Modelling of directional data using Kent distributions
This work addresses a methodological gap for researchers in statistics and bioinformatics dealing with directional data, though it is incremental as it applies an existing Bayesian framework to a specific distribution.
The paper tackled the lack of rigorous statistical treatment for parameter estimation in Kent distributions used for modeling asymmetric directional data on a sphere by introducing a Bayesian estimation method based on Minimum Message Length (MML), resulting in superior performance over traditional estimators and improved descriptors for protein conformation data compared to von Mises-Fisher distributions.

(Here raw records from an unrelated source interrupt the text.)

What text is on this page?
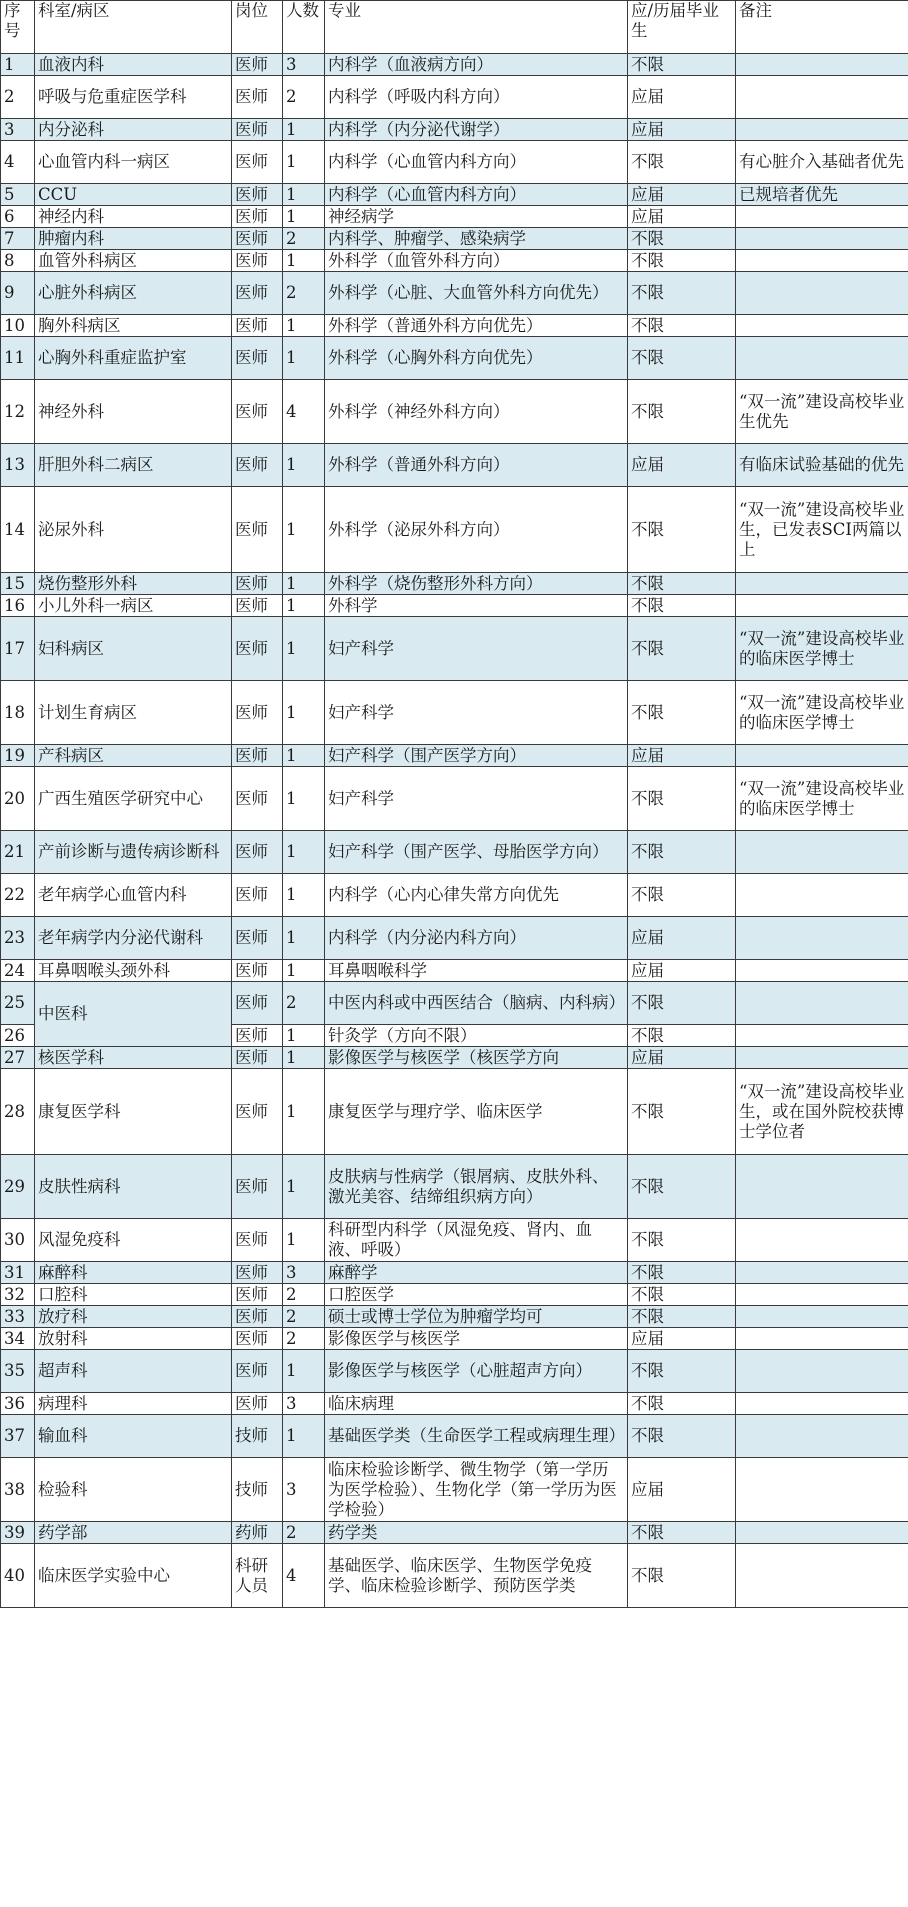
序号	科室/病区	岗位	人数	专业	应/历届毕业生	备注
1	血液内科	医师	3	内科学（血液病方向）	不限	
2	呼吸与危重症医学科	医师	2	内科学（呼吸内科方向）	应届	
3	内分泌科	医师	1	内科学（内分泌代谢学）	应届	
4	心血管内科一病区	医师	1	内科学（心血管内科方向）	不限	有心脏介入基础者优先
5	CCU	医师	1	内科学（心血管内科方向）	应届	已规培者优先
6	神经内科	医师	1	神经病学	应届	
7	肿瘤内科	医师	2	内科学、肿瘤学、感染病学	不限	
8	血管外科病区	医师	1	外科学（血管外科方向）	不限	
9	心脏外科病区	医师	2	外科学（心脏、大血管外科方向优先）	不限	
10	胸外科病区	医师	1	外科学（普通外科方向优先）	不限	
11	心胸外科重症监护室	医师	1	外科学（心胸外科方向优先）	不限	
12	神经外科	医师	4	外科学（神经外科方向）	不限	“双一流”建设高校毕业生优先
13	肝胆外科二病区	医师	1	外科学（普通外科方向）	应届	有临床试验基础的优先
14	泌尿外科	医师	1	外科学（泌尿外科方向）	不限	“双一流”建设高校毕业生，已发表SCI两篇以上
15	烧伤整形外科	医师	1	外科学（烧伤整形外科方向）	不限	
16	小儿外科一病区	医师	1	外科学	不限	
17	妇科病区	医师	1	妇产科学	不限	“双一流”建设高校毕业的临床医学博士
18	计划生育病区	医师	1	妇产科学	不限	“双一流”建设高校毕业的临床医学博士
19	产科病区	医师	1	妇产科学（围产医学方向）	应届	
20	广西生殖医学研究中心	医师	1	妇产科学	不限	“双一流”建设高校毕业的临床医学博士
21	产前诊断与遗传病诊断科	医师	1	妇产科学（围产医学、母胎医学方向）	不限	
22	老年病学心血管内科	医师	1	内科学（心内心律失常方向优先	不限	
23	老年病学内分泌代谢科	医师	1	内科学（内分泌内科方向）	应届	
24	耳鼻咽喉头颈外科	医师	1	耳鼻咽喉科学	应届	
25	中医科	医师	2	中医内科或中西医结合（脑病、内科病）	不限	
26		医师	1	针灸学（方向不限）	不限	
27	核医学科	医师	1	影像医学与核医学（核医学方向	应届	
28	康复医学科	医师	1	康复医学与理疗学、临床医学	不限	“双一流”建设高校毕业生，或在国外院校获博士学位者
29	皮肤性病科	医师	1	皮肤病与性病学（银屑病、皮肤外科、激光美容、结缔组织病方向）	不限	
30	风湿免疫科	医师	1	科研型内科学（风湿免疫、肾内、血液、呼吸）	不限	
31	麻醉科	医师	3	麻醉学	不限	
32	口腔科	医师	2	口腔医学	不限	
33	放疗科	医师	2	硕士或博士学位为肿瘤学均可	不限	
34	放射科	医师	2	影像医学与核医学	应届	
35	超声科	医师	1	影像医学与核医学（心脏超声方向）	不限	
36	病理科	医师	3	临床病理	不限	
37	输血科	技师	1	基础医学类（生命医学工程或病理生理）	不限	
38	检验科	技师	3	临床检验诊断学、微生物学（第一学历为医学检验）、生物化学（第一学历为医学检验）	应届	
39	药学部	药师	2	药学类	不限	
40	临床医学实验中心	科研人员	4	基础医学、临床医学、生物医学免疫学、临床检验诊断学、预防医学类	不限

The modelling of data on a spherical surface requires the consideration of directional probability distributions. To model asymmetrically distributed data on a three-dimensional sphere, Kent distributions are often used. The moment estimates of the parameters are typically used in modelling tasks involving Kent distributions. However, these lack a rigorous statistical treatment. The focus of the paper is to introduce a Bayesian estimation of the parameters of the Kent distribution which has not been carried out in the literature, partly because of its complex mathematical form. We employ the Bayesian information-theoretic paradigm of Minimum Message Length (MML) to bridge this gap and derive reliable estimators. The inferred parameters are subsequently used in mixture modelling of Kent distributions. The problem of inferring the suitable number of mixture components is also addressed using the MML criterion. We demonstrate the superior performance of the derived MML-based parameter estimates against the traditional estimators. We apply the MML principle to infer mixtures of Kent distributions to model empirical data corresponding to protein conformations. We demonstrate the effectiveness of Kent models to act as improved descriptors of protein structural data as compared to commonly used von Mises-Fisher distributions.